[Witness speaks in Blackfoot]
I am happy to be here today. I am Bonnie Healy from the First Nations Information Governance Centre. I am currently the chair of the centre. I am here with my co-executive Mindy Denny, and I will let her introduce herself when it comes time.
The FNIGC is a fairly young organization. We incorporated in 2010 but since before that we have been working as a committee and have been quite responsible for the development of the regional health survey and for ensuring that a data system is developed for first nations by first nations. We have a special mandate from the Assembly of First Nations chiefs. FNIGC envisions that every first nation will achieve data sovereignty in alignment with their distinct world view. We work in close collaboration with the 10 regions. We have a board of directors from each one. A lot of our work involves the development of capacity-building around research and the implementation of the ownership, control, access and possession of first nations information.
We are responsible for rolling out three national surveys: the First Nations Regional Health Survey; the First Nations Education and Employment Survey; and, a survey that would be of interest to this group for this study, the First Nations Labour and Employment Survey, which we're ready to deploy in the next few months.
AFNIGC, the Alberta centre, is the only regional centre in Canada that is a satellite incorporated entity and partner of this national centre. I am the executive director of the AFNIGC. A big part of the importance of gathering data is that communities do not have data available to them to make evidence-based decisions to set their priorities.

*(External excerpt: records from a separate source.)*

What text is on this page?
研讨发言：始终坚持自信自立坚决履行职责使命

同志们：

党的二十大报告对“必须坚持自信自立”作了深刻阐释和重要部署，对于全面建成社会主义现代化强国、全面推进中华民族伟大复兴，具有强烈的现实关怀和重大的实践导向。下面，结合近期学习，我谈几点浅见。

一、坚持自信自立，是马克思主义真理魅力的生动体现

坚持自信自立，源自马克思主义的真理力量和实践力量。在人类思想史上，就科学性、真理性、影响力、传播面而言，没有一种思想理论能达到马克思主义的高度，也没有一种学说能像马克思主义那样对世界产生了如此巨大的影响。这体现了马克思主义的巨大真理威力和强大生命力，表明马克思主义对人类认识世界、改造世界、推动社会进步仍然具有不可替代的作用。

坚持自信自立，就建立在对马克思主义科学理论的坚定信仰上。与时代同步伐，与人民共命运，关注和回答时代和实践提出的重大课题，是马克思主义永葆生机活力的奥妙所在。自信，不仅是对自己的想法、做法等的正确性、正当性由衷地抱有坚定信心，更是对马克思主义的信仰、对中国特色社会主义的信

What we have done in our region is to really work on fixing the data sources, because the Indian registry doesn't have timely updates of deaths and births. Reporting inaccurate data is something we've done in collaboration and partnership with the province. Part of the management and governance of our own data and information is based on our free, prior and informed consent. We are the fastest growing demographic, but our numbers grow and so do our concerns about our socio-economic conditions, our traditions and our health. There is a growing disparity between indigenous peoples and the rest of Canada, through a variety of historical sources, including Canada's legislation and policies. When it comes to our treaty rights to self-determination, as data drives policy, we must assert our right to govern our data. The only thing that separates our people from anyone else is opportunity.
Through increased communications, collaboration and participation in data management, we must move forward on the fundamentals of OCAP so that we can continue to build partnerships and relationships and are able to act and have a sense of being involved in a true management process as nations in partnership. Driving policy and legislation means gaining capacity, resources and infrastructure while respecting the indigenous world views passed on to the generations, which are just as valid today.
A big part of it is making sure that we have the data available to first nations so that they can set their priorities, and measure and evaluate their successes. A lot of the funding they receive does not include evaluation dollars and components. We have worked with first nations to apply for research grant money so that they can evaluate how they are actually succeeding. One of the examples I can share is from the Blood Tribe in the opioid crisis. They have been in a declared crisis since 2014 and they have done a lot of harm-reduction work. The first year they had 34 deaths. They have worked collaboratively as a collective to really try to address this issue and have had great success. When they declared their second crisis last February, they had 78 overdoses and they had timely access to the overdoses that presented in the ED departments and only two deaths. Four years ago they would have had more deaths, if the harm-reduction work didn't happen. But they didn't have dollars available to do the evaluation to see exactly how they were doing with harm reduction and really addressing the issue. So, having data available to them has really helped in that regard.